If the majority opinions proposed the anticipatory adoption of Rule 609(a) of the Revised Draft of Proposed Rules of Evidence for United States Courts and Magistrates, 51 F.R.D. 315, 391, (March 1971), they would at least have the virtue of reasoned analysis in place of subjective reaction. I would not vote to adopt that rule now, while the Draft is still under consideration, especially at the cost of a reversal and a new trial on a record containing fairly overwhelming proof of guilt and, at most, harmless error. Cf. United States v. Fiorvanti, 412 F.2d 407, 415, (3d Cir.), cert. denied, Panaccione v. United States, 396 U.S. 837, 90 S.Ct. 97, 24 L.Ed.2d 88 (1969).
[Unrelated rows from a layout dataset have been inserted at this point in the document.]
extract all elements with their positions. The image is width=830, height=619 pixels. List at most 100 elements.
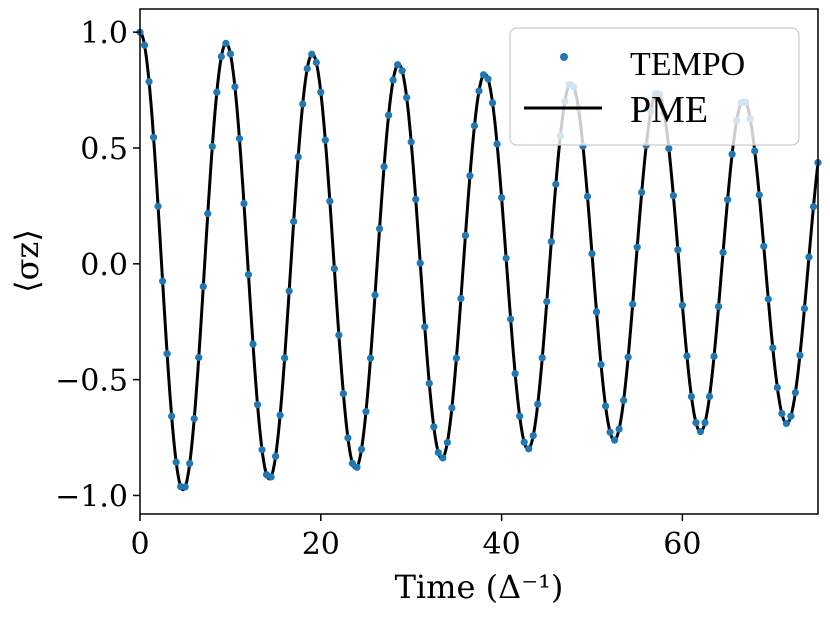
tempo-point (339, 390, 347, 398)
tempo-point (226, 50, 234, 58)
tempo-point (809, 203, 818, 211)
x-tick-label: 60 (663, 527, 701, 562)
y-tick-label: 0.0 (80, 248, 128, 283)
tempo-point (511, 370, 519, 378)
tempo-point (145, 77, 153, 86)
tempo-point (154, 202, 162, 210)
tempo-point (375, 225, 384, 233)
tempo-point (529, 432, 537, 440)
tempo-point (425, 379, 433, 387)
x-axis-label: Time (Δ⁻¹) (395, 568, 564, 606)
tempo-point (285, 287, 293, 295)
tempo-point (421, 323, 429, 331)
y-tick-label: −0.5 (55, 364, 128, 399)
tempo-point (452, 354, 460, 362)
tempo-point (773, 383, 781, 392)
tempo-point (638, 188, 646, 196)
tempo-point (412, 195, 420, 203)
tempo-point (149, 133, 158, 141)
tempo-point (520, 438, 528, 446)
tempo-point (380, 163, 388, 171)
tempo-point (195, 353, 203, 362)
tempo-point (398, 67, 406, 75)
tempo-point (443, 438, 451, 447)
tempo-point (547, 237, 555, 246)
tempo-point (344, 434, 352, 442)
tempo-point (778, 409, 786, 418)
tempo-point (249, 340, 257, 348)
tempo-point (665, 144, 673, 153)
tempo-point (751, 147, 759, 155)
tempo-point (181, 483, 189, 491)
tempo-point (362, 408, 370, 416)
tempo-point (321, 136, 329, 144)
tempo-point (498, 194, 506, 202)
tempo-point (597, 360, 605, 369)
tempo-point (552, 180, 560, 188)
tempo-point (728, 150, 736, 158)
tempo-point (299, 100, 307, 108)
tempo-point (222, 39, 230, 48)
plot-frame (139, 8, 819, 515)
y-tick-label: 1.0 (80, 16, 128, 51)
tempo-point (760, 242, 768, 250)
tempo-point (403, 93, 411, 102)
tempo-point (583, 192, 592, 201)
tempo-point (272, 452, 280, 460)
tempo-point (620, 396, 628, 404)
tempo-point (394, 61, 402, 69)
tempo-point (231, 83, 239, 91)
tempo-point (624, 353, 632, 361)
tempo-point (326, 197, 334, 205)
tempo-point (213, 88, 221, 96)
tempo-point (633, 243, 641, 251)
legend-tempo-label: TEMPO (630, 46, 745, 83)
tempo-point (235, 135, 244, 143)
tempo-point (696, 428, 705, 436)
tempo-point (457, 294, 465, 303)
tempo-point (276, 411, 284, 419)
legend-pme-label: PME (630, 89, 708, 131)
tempo-point (669, 192, 677, 200)
tempo-point (253, 401, 262, 409)
tempo-point (678, 301, 687, 309)
markers-layer (136, 28, 822, 491)
y-axis-label: ⟨σz⟩ (8, 229, 46, 293)
tempo-point (172, 458, 180, 466)
tempo-point (592, 308, 601, 316)
tempo-point (791, 389, 800, 397)
tempo-point (140, 41, 149, 49)
x-tick-label: 40 (483, 527, 521, 562)
tempo-point (805, 253, 813, 261)
tempo-point (389, 76, 397, 84)
tempo-point (538, 354, 546, 362)
tempo-point (308, 50, 316, 58)
tempo-point (787, 412, 795, 420)
tempo-point (800, 304, 809, 313)
tempo-point (217, 52, 225, 61)
tempo-point (755, 191, 763, 199)
tempo-point (186, 459, 194, 468)
tempo-point (479, 71, 488, 79)
y-tick-label: 0.5 (80, 132, 128, 167)
tempo-point (484, 75, 492, 83)
tempo-point (434, 448, 442, 457)
tempo-point (330, 264, 338, 273)
tempo-point (687, 392, 696, 401)
tempo-point (416, 259, 424, 267)
tempo-point (466, 172, 474, 180)
tempo-point (312, 58, 320, 67)
tempo-point (163, 350, 171, 358)
tempo-point (525, 445, 533, 453)
tempo-point (208, 142, 216, 151)
tempo-point (705, 392, 714, 401)
tempo-point (611, 436, 619, 444)
tempo-point (606, 428, 614, 436)
tempo-point (385, 111, 393, 119)
tempo-point (714, 302, 723, 311)
tempo-point (764, 295, 772, 303)
tempo-point (674, 246, 682, 254)
ticks-layer: 0 20 40 60 1.0 0.5 0.0 −0.5 −1.0 (55, 16, 701, 562)
tempo-point (588, 250, 596, 258)
tempo-point (335, 331, 343, 339)
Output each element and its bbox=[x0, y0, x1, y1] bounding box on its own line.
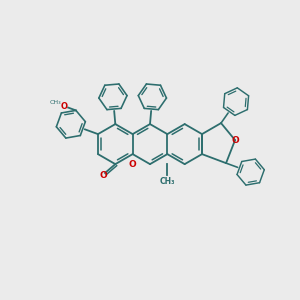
Text: O: O bbox=[129, 160, 136, 169]
Text: O: O bbox=[231, 136, 239, 145]
Text: CH₃: CH₃ bbox=[49, 100, 61, 105]
Text: O: O bbox=[61, 102, 68, 111]
Text: CH₃: CH₃ bbox=[160, 177, 175, 186]
Text: O: O bbox=[100, 171, 107, 180]
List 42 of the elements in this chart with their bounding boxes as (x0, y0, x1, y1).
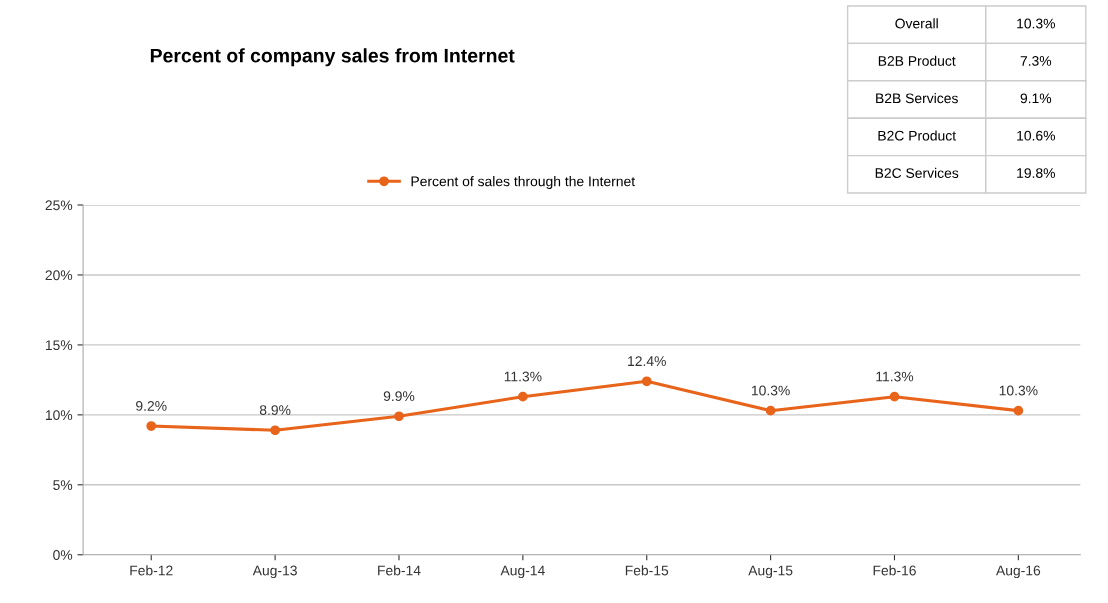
text: B2C Product (878, 130, 956, 141)
text: 19.8% (1017, 168, 1056, 178)
data-label: 11.3% (504, 371, 542, 382)
point (1013, 405, 1024, 416)
data-label: 8.9% (259, 405, 291, 416)
x-tick-label: Feb-15 (625, 565, 669, 576)
point (889, 391, 900, 402)
chart-title: Percent of company sales from Internet (150, 48, 515, 67)
text: Overall (895, 18, 938, 29)
x-tick-label: Aug-13 (252, 565, 297, 579)
point (146, 421, 157, 431)
x-tick-label: Feb-12 (130, 565, 173, 576)
data-label: 12.4% (628, 356, 666, 366)
text: 9.1% (1020, 93, 1052, 104)
y-tick-label: 15% (45, 340, 73, 351)
point (270, 425, 280, 436)
text: B2C Services (875, 167, 959, 178)
data-label: 10.3% (751, 385, 790, 396)
point (517, 391, 528, 402)
text: B2B Services (876, 93, 958, 104)
x-tick-label: Aug-16 (996, 565, 1041, 579)
data-label: 10.3% (999, 385, 1038, 396)
legend-label: Percent of sales through the Internet (411, 176, 635, 190)
point (765, 405, 776, 416)
y-tick-label: 25% (45, 200, 73, 211)
x-tick-label: Aug-14 (500, 565, 545, 579)
y-tick-label: 0% (53, 550, 73, 560)
data-label: 9.9% (383, 391, 415, 402)
data-label: 9.2% (136, 400, 167, 411)
x-tick-label: Feb-14 (378, 565, 421, 576)
point (394, 411, 404, 422)
point (641, 376, 652, 387)
y-tick-label: 10% (45, 410, 73, 421)
data-label: 11.3% (876, 371, 914, 382)
text: 10.6% (1017, 130, 1056, 141)
text: B2B Product (878, 55, 956, 66)
text: 7.3% (1020, 56, 1052, 66)
y-tick-label: 20% (45, 270, 73, 281)
y-tick-label: 5% (53, 480, 73, 490)
text: 10.3% (1017, 18, 1056, 29)
x-tick-label: Feb-16 (873, 565, 916, 576)
x-tick-label: Aug-15 (748, 565, 793, 579)
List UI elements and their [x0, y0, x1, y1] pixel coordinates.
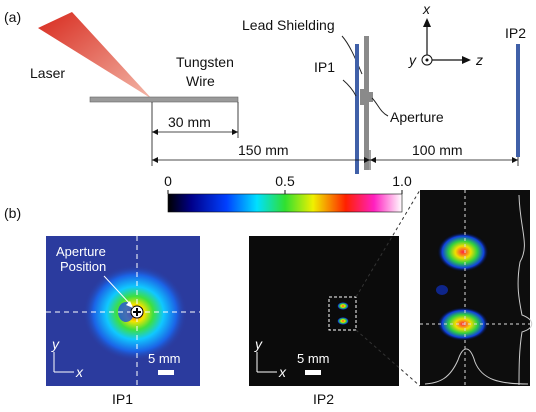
- colorbar-tick-label: 0.5: [275, 173, 295, 189]
- caption: IP2: [313, 391, 334, 407]
- annotation: Aperture: [56, 244, 106, 259]
- axis-label: x: [422, 1, 431, 17]
- scale-bar: [305, 370, 321, 375]
- beam-spot: [337, 302, 349, 310]
- axis-label: x: [278, 364, 287, 380]
- laser-label: Laser: [30, 65, 65, 81]
- axis-y-dot: [426, 59, 429, 62]
- wire-label: Tungsten: [176, 54, 234, 70]
- axis-label: y: [408, 52, 417, 68]
- scale-bar: [158, 370, 174, 375]
- dimension-arrows: [152, 129, 518, 163]
- panel-label: (b): [4, 205, 21, 221]
- axis-label: y: [51, 336, 60, 352]
- colorbar-tick-label: 1.0: [392, 173, 412, 189]
- ip2-plate: [516, 44, 520, 157]
- axis-label: x: [75, 364, 84, 380]
- aperture-label: Aperture: [390, 109, 444, 125]
- arrowhead: [462, 56, 471, 64]
- dimension-label: 150 mm: [238, 142, 289, 158]
- lead-shield: [360, 36, 373, 170]
- colorbar-tick-label: 0: [164, 173, 172, 189]
- beam-spot: [337, 317, 349, 325]
- panel-label: (a): [4, 9, 21, 25]
- arrowhead: [423, 18, 431, 27]
- ip2-label: IP2: [505, 25, 526, 41]
- colorbar-scale: [168, 194, 402, 212]
- dimension-lines: [152, 102, 518, 170]
- beam-spot: [437, 232, 489, 272]
- ip1-plate: [355, 44, 359, 174]
- axis-label: y: [254, 336, 263, 352]
- laser-beam: [38, 12, 152, 99]
- zoom-image: [420, 190, 530, 386]
- shielding-label: Lead Shielding: [242, 17, 335, 33]
- scale-label: 5 mm: [297, 351, 330, 366]
- ip1-label: IP1: [314, 59, 335, 75]
- leader: [372, 98, 388, 116]
- dimension-label: 30 mm: [168, 114, 211, 130]
- caption: IP1: [112, 391, 133, 407]
- colorbar: 0 0.5 1.0: [164, 173, 412, 212]
- annotation: Position: [60, 259, 106, 274]
- tungsten-wire: [90, 97, 238, 102]
- dimension-label: 100 mm: [412, 142, 463, 158]
- axis-label: z: [475, 52, 483, 68]
- wire-label: Wire: [186, 73, 215, 89]
- beam-spot: [436, 285, 448, 295]
- leader: [343, 80, 356, 96]
- scale-label: 5 mm: [148, 351, 181, 366]
- figure: (a) Laser Tungsten Wire Lead Shielding I…: [0, 0, 536, 412]
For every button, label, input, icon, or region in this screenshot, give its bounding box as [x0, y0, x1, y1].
. The objection was stated:
“I want to remind the Court that I would agree to some extent to prior, but the killing took place in ’69 and the conviction in ’70. This is subsequent. It has no bearing at all on what happened in ’68, Your Honor.” (Transcript at 17).
. In view of that finding the majority makes far too much of the district court’s initial reaction to the question. “Frankly, this is beyond belief. ...” The trial judge knew, better than we can ever know, when his own expression out of the presence of the jury was hyperbolic.